Canada, Ukraine Sign FTA

(OTTAWA, ON) – Prime Minister Stephen Harper has announced that Canada and Ukraine have successfully concluded negotiations toward the Canada-Ukraine Free Trade Agreement (CUFTA). The bilateral free trade agreement will boost commercial ties between the two countries, creating jobs and opportunities for Canadians across Canada.

The announcement was made just a few weeks after the Prime Minister’s visit to Ukraine in early June, his third to the country since March 2014.

“Our Government has shown an unwavering commitment to ensuring the stability and security of Ukraine,” said Harper. “Today’s conclusion of the Canada-Ukraine Free Trade Agreement is another milestone in the important relationship between our two countries.”

The CUFTA will provide improved market access for Canadian exports to the Ukrainian market, help address non-tariff barriers, and facilitate closer economic relations. Canada’s gross domestic product (GDP) would increase by $29.2 million under this trade agreement; similarly, Ukraine’s GDP would expand by $18.6 million.

In addition, the CUFTA will provide Ukrainian exports with improved access to the Canadian market, which is consistent with the Government’s unwavering commitment to support Ukraine’s democratic transition and economic reforms.

Total bilateral merchandise trade between Canada and Ukraine averaged $347 million in 2011-2013, and is expected to expand by 19 per cent as a result of the implementation of this trade agreement.

Since 2006, the Government of Canada has concluded free trade agreements with 39 countries, bringing the total to 44.

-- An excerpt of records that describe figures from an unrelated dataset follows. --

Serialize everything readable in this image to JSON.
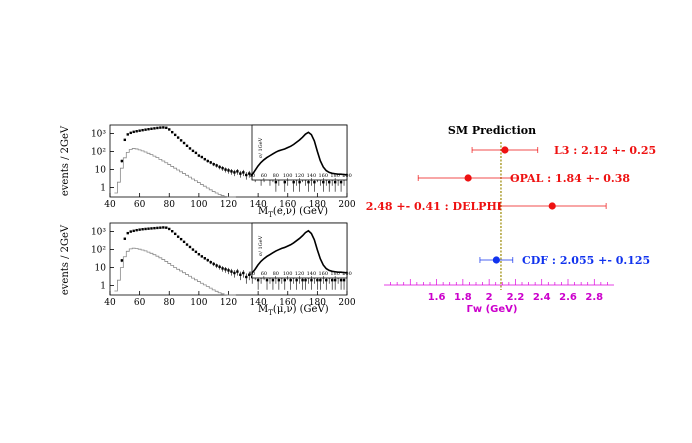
{
  "colors": {
    "red": "#ee1111",
    "blue": "#1133ee",
    "magenta": "#dd00dd",
    "olive": "#998800",
    "black": "#000000",
    "gray": "#8a8a8a"
  },
  "chart_data": [
    {
      "type": "line",
      "panel": "top",
      "ylabel": "events / 2GeV",
      "xlabel": "M_T(e,ν) (GeV)",
      "xlabel_main": "M",
      "xlabel_sub": "T",
      "xlabel_rest": "(e,ν) (GeV)",
      "scale_y": "log",
      "xlim": [
        40,
        200
      ],
      "ylim": [
        0.3,
        3000
      ],
      "xticks": [
        "40",
        "60",
        "80",
        "100",
        "120",
        "140",
        "160",
        "180",
        "200"
      ],
      "yticks": [
        "1",
        "10",
        "10²",
        "10³"
      ],
      "series": [
        {
          "style": "points-with-errors",
          "x": [
            48,
            50,
            52,
            54,
            56,
            58,
            60,
            62,
            64,
            66,
            68,
            70,
            72,
            74,
            76,
            78,
            80,
            82,
            84,
            86,
            88,
            90,
            92,
            94,
            96,
            98,
            100,
            102,
            104,
            106,
            108,
            110,
            112,
            114,
            116,
            118,
            120,
            122,
            124,
            126,
            128,
            130,
            132,
            134,
            136,
            138,
            140,
            142,
            144,
            146,
            148,
            150,
            152,
            154,
            156,
            158,
            160,
            162,
            164,
            166,
            168,
            170,
            172,
            174,
            176,
            178,
            180,
            182,
            184,
            186,
            188,
            190,
            192,
            194,
            196,
            198
          ],
          "y": [
            30,
            450,
            900,
            1100,
            1250,
            1350,
            1450,
            1550,
            1650,
            1750,
            1850,
            1950,
            2050,
            2150,
            2200,
            2100,
            1700,
            1200,
            850,
            600,
            420,
            300,
            210,
            150,
            110,
            85,
            60,
            50,
            38,
            30,
            25,
            20,
            17,
            14,
            12,
            10,
            9,
            8,
            7,
            8,
            6,
            7,
            5,
            6,
            5,
            4,
            5,
            3,
            4,
            6,
            3,
            4,
            2,
            3,
            5,
            2,
            3,
            6,
            2,
            3,
            2,
            4,
            3,
            2,
            3,
            2,
            4,
            3,
            2,
            3,
            2,
            3,
            2,
            3,
            2,
            3
          ]
        },
        {
          "style": "step-histogram",
          "x": [
            44,
            46,
            48,
            50,
            52,
            54,
            56,
            58,
            60,
            62,
            64,
            66,
            68,
            70,
            72,
            74,
            76,
            78,
            80,
            82,
            84,
            86,
            88,
            90,
            92,
            94,
            96,
            98,
            100,
            102,
            104,
            106,
            108,
            110,
            112,
            114,
            116,
            118,
            120,
            122,
            124
          ],
          "y": [
            0.5,
            2,
            12,
            45,
            90,
            130,
            150,
            140,
            125,
            110,
            95,
            80,
            68,
            56,
            46,
            37,
            30,
            24,
            19,
            15,
            12,
            9.5,
            7.5,
            6,
            4.8,
            3.8,
            3,
            2.4,
            1.9,
            1.5,
            1.2,
            0.95,
            0.75,
            0.6,
            0.5,
            0.42,
            0.36,
            0.32,
            0.3,
            0.3,
            0.3
          ]
        }
      ],
      "inset": {
        "ylabel": "σ/ 1GeV",
        "xlim": [
          40,
          200
        ],
        "xticks": [
          "40",
          "60",
          "80",
          "100",
          "120",
          "140",
          "160",
          "180",
          "200"
        ],
        "x": [
          40,
          45,
          50,
          55,
          60,
          65,
          70,
          75,
          80,
          85,
          90,
          95,
          100,
          105,
          110,
          115,
          120,
          125,
          130,
          135,
          140,
          145,
          150,
          155,
          160,
          165,
          170,
          175,
          180,
          185,
          190,
          195,
          200
        ],
        "y": [
          0.02,
          0.12,
          0.22,
          0.3,
          0.36,
          0.41,
          0.45,
          0.49,
          0.53,
          0.56,
          0.58,
          0.6,
          0.63,
          0.66,
          0.7,
          0.75,
          0.8,
          0.86,
          0.93,
          0.97,
          0.92,
          0.78,
          0.55,
          0.34,
          0.2,
          0.12,
          0.08,
          0.06,
          0.05,
          0.04,
          0.04,
          0.03,
          0.03
        ]
      }
    },
    {
      "type": "line",
      "panel": "bottom",
      "ylabel": "events / 2GeV",
      "xlabel": "M_T(μ,ν) (GeV)",
      "xlabel_main": "M",
      "xlabel_sub": "T",
      "xlabel_rest": "(μ,ν) (GeV)",
      "scale_y": "log",
      "xlim": [
        40,
        200
      ],
      "ylim": [
        0.3,
        3000
      ],
      "xticks": [
        "40",
        "60",
        "80",
        "100",
        "120",
        "140",
        "160",
        "180",
        "200"
      ],
      "yticks": [
        "1",
        "10",
        "10²",
        "10³"
      ],
      "series": [
        {
          "style": "points-with-errors",
          "x": [
            48,
            50,
            52,
            54,
            56,
            58,
            60,
            62,
            64,
            66,
            68,
            70,
            72,
            74,
            76,
            78,
            80,
            82,
            84,
            86,
            88,
            90,
            92,
            94,
            96,
            98,
            100,
            102,
            104,
            106,
            108,
            110,
            112,
            114,
            116,
            118,
            120,
            122,
            124,
            126,
            128,
            130,
            132,
            134,
            136,
            138,
            140,
            142,
            144,
            146,
            148,
            150,
            152,
            154,
            156,
            158,
            160,
            162,
            164,
            166,
            168,
            170,
            172,
            174,
            176,
            178,
            180,
            182,
            184,
            186,
            188,
            190,
            192,
            194,
            196,
            198
          ],
          "y": [
            25,
            400,
            820,
            1000,
            1100,
            1200,
            1280,
            1350,
            1400,
            1450,
            1500,
            1550,
            1600,
            1650,
            1700,
            1650,
            1400,
            1050,
            750,
            520,
            380,
            270,
            190,
            140,
            100,
            75,
            55,
            42,
            33,
            26,
            20,
            16,
            13,
            11,
            9,
            8,
            7,
            6,
            5,
            6,
            4,
            5,
            3,
            4,
            3,
            4,
            2,
            3,
            4,
            2,
            3,
            2,
            3,
            2,
            3,
            2,
            4,
            2,
            3,
            2,
            3,
            2,
            2,
            3,
            2,
            3,
            2,
            2,
            3,
            2,
            3,
            2,
            2,
            3,
            2,
            2
          ]
        },
        {
          "style": "step-histogram",
          "x": [
            44,
            46,
            48,
            50,
            52,
            54,
            56,
            58,
            60,
            62,
            64,
            66,
            68,
            70,
            72,
            74,
            76,
            78,
            80,
            82,
            84,
            86,
            88,
            90,
            92,
            94,
            96,
            98,
            100,
            102,
            104,
            106,
            108,
            110,
            112,
            114,
            116,
            118,
            120,
            122,
            124
          ],
          "y": [
            0.5,
            2,
            10,
            40,
            80,
            110,
            120,
            115,
            105,
            95,
            85,
            72,
            62,
            52,
            43,
            35,
            28,
            22,
            17,
            13,
            10,
            8,
            6.5,
            5.2,
            4.1,
            3.3,
            2.6,
            2.1,
            1.7,
            1.35,
            1.1,
            0.9,
            0.72,
            0.58,
            0.48,
            0.4,
            0.35,
            0.31,
            0.3,
            0.3,
            0.3
          ]
        }
      ],
      "inset": {
        "ylabel": "σ/ 1GeV",
        "xlim": [
          40,
          200
        ],
        "xticks": [
          "40",
          "60",
          "80",
          "100",
          "120",
          "140",
          "160",
          "180",
          "200"
        ],
        "x": [
          40,
          45,
          50,
          55,
          60,
          65,
          70,
          75,
          80,
          85,
          90,
          95,
          100,
          105,
          110,
          115,
          120,
          125,
          130,
          135,
          140,
          145,
          150,
          155,
          160,
          165,
          170,
          175,
          180,
          185,
          190,
          195,
          200
        ],
        "y": [
          0.02,
          0.1,
          0.2,
          0.28,
          0.34,
          0.39,
          0.43,
          0.47,
          0.51,
          0.54,
          0.57,
          0.59,
          0.62,
          0.65,
          0.69,
          0.74,
          0.79,
          0.85,
          0.92,
          0.96,
          0.9,
          0.76,
          0.54,
          0.34,
          0.2,
          0.12,
          0.08,
          0.06,
          0.05,
          0.04,
          0.04,
          0.03,
          0.03
        ]
      }
    },
    {
      "type": "scatter",
      "panel": "right",
      "title": "SM Prediction",
      "xlabel": "Γw (GeV)",
      "xlim": [
        1.2,
        2.95
      ],
      "xticks": [
        "1.6",
        "1.8",
        "2",
        "2.2",
        "2.4",
        "2.6",
        "2.8"
      ],
      "sm_value": 2.09,
      "measurements": [
        {
          "label": "L3 : 2.12 +- 0.25",
          "value": 2.12,
          "error": 0.25,
          "color": "#ee1111",
          "label_side": "right"
        },
        {
          "label": "OPAL : 1.84 +- 0.38",
          "value": 1.84,
          "error": 0.38,
          "color": "#ee1111",
          "label_side": "right"
        },
        {
          "label": "2.48 +- 0.41 : DELPHI",
          "value": 2.48,
          "error": 0.41,
          "color": "#ee1111",
          "label_side": "left"
        },
        {
          "label": "CDF : 2.055 +- 0.125",
          "value": 2.055,
          "error": 0.125,
          "color": "#1133ee",
          "label_side": "right"
        }
      ]
    }
  ]
}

Once the Agreement enters into force, Canada and Ukraine will immediately eliminate duties on 99.9 per cent and 86 per cent of respective current imports, thereby benefiting both Canadian and Ukrainian exporters and consumers. The Agreement will result in the elimination of all Ukrainian tariffs on industrial goods, forestry and wood products, fish and seafood products, as well as the elimination of the vast majority of Ukraine’s agricultural tariffs.

Canadian agriculture exporters will benefit from duty-free access for beef, pulses, grains, canola oil, processed foods, and animal feed. Canadian pork producers will benefit from improved access to Ukraine’s market via a large tariff rate quota.

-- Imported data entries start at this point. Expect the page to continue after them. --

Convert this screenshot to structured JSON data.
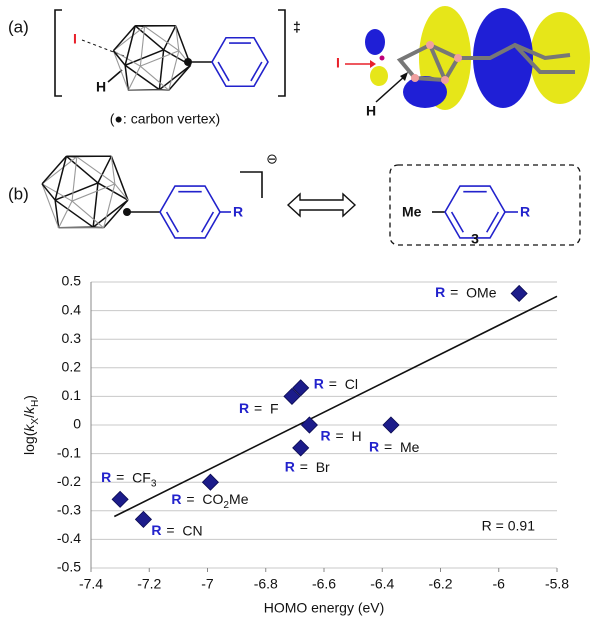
{
  "panel_a": {
    "label": "(a)",
    "iodine": "I",
    "hydrogen": "H",
    "ts_symbol": "‡",
    "caption": "(●: carbon vertex)",
    "orbital_iodine": "I",
    "orbital_hydrogen": "H"
  },
  "panel_b": {
    "label": "(b)",
    "substituent": "R",
    "charge": "⊖",
    "model_methyl": "Me",
    "model_substituent": "R",
    "compound_number": "3"
  },
  "chart_data": {
    "type": "scatter",
    "x": [
      -5.93,
      -6.68,
      -6.71,
      -6.65,
      -6.68,
      -6.37,
      -6.99,
      -7.3,
      -7.22
    ],
    "values": [
      0.46,
      0.13,
      0.1,
      0.0,
      -0.08,
      0.0,
      -0.2,
      -0.26,
      -0.33
    ],
    "point_labels": [
      "OMe",
      "Cl",
      "F",
      "H",
      "Br",
      "Me",
      "CO2Me",
      "CF3",
      "CN"
    ],
    "label_symbol": "R",
    "label_separator": "=",
    "color": "#1c1c8a",
    "xlabel": "HOMO energy (eV)",
    "ylabel": "log(kX/kH)",
    "xlim": [
      -7.4,
      -5.8
    ],
    "xticks": [
      -7.4,
      -7.2,
      -7,
      -6.8,
      -6.6,
      -6.4,
      -6.2,
      -6,
      -5.8
    ],
    "ylim": [
      -0.5,
      0.5
    ],
    "yticks": [
      -0.5,
      -0.4,
      -0.3,
      -0.2,
      -0.1,
      0,
      0.1,
      0.2,
      0.3,
      0.4,
      0.5
    ],
    "grid": true,
    "trendline": {
      "x": [
        -7.32,
        -5.8
      ],
      "y": [
        -0.32,
        0.45
      ]
    },
    "annotation": "R = 0.91"
  }
}
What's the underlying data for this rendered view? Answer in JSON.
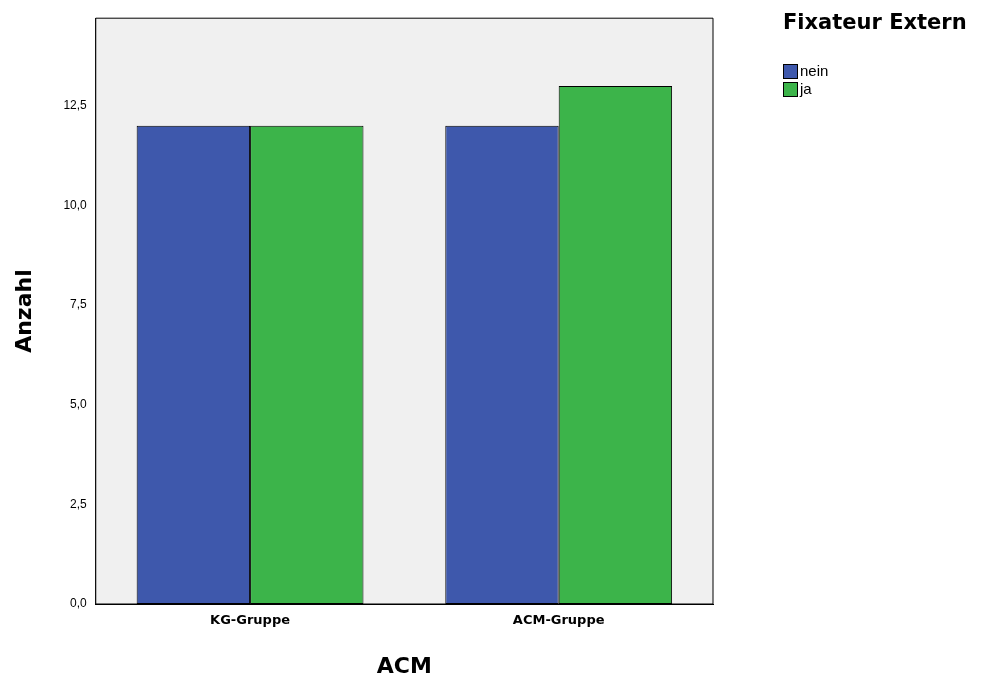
{
  "chart_data": {
    "type": "bar",
    "xlabel": "ACM",
    "ylabel": "Anzahl",
    "legend_title": "Fixateur Extern",
    "categories": [
      "KG-Gruppe",
      "ACM-Gruppe"
    ],
    "series": [
      {
        "name": "nein",
        "color": "#3e58ac",
        "values": [
          12,
          12
        ]
      },
      {
        "name": "ja",
        "color": "#3cb44a",
        "values": [
          12,
          13
        ]
      }
    ],
    "ylim": [
      0,
      14.7
    ],
    "yticks": [
      {
        "value": 0,
        "label": "0,0"
      },
      {
        "value": 2.5,
        "label": "2,5"
      },
      {
        "value": 5,
        "label": "5,0"
      },
      {
        "value": 7.5,
        "label": "7,5"
      },
      {
        "value": 10,
        "label": "10,0"
      },
      {
        "value": 12.5,
        "label": "12,5"
      }
    ],
    "grid": false,
    "legend": "top right"
  }
}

Harper highlighted the inclusion of Ukraine as a priority emerging market under Canada’s Global Markets Action Plan and as one of Canada’s development countries of focus. He also publicly released Canada’s market access plan for Ukraine, another tool the Government of Canada is providing to help Canadian companies, especially small and medium-sized enterprises, identify new opportunities to do business in Ukraine.

“We remain committed to creating the best conditions for Canadian companies to succeed abroad, as well as to ensure jobs and opportunities across our country,” Harper concluded.

With the conclusion of the Canada-European Union Comprehensive Economic and Trade Agreement and the coming into force of the Canada-Korea Free Trade Agreement on January 1, 2015, Canadian exporters will soon benefit from preferential access to more than half of the global marketplace.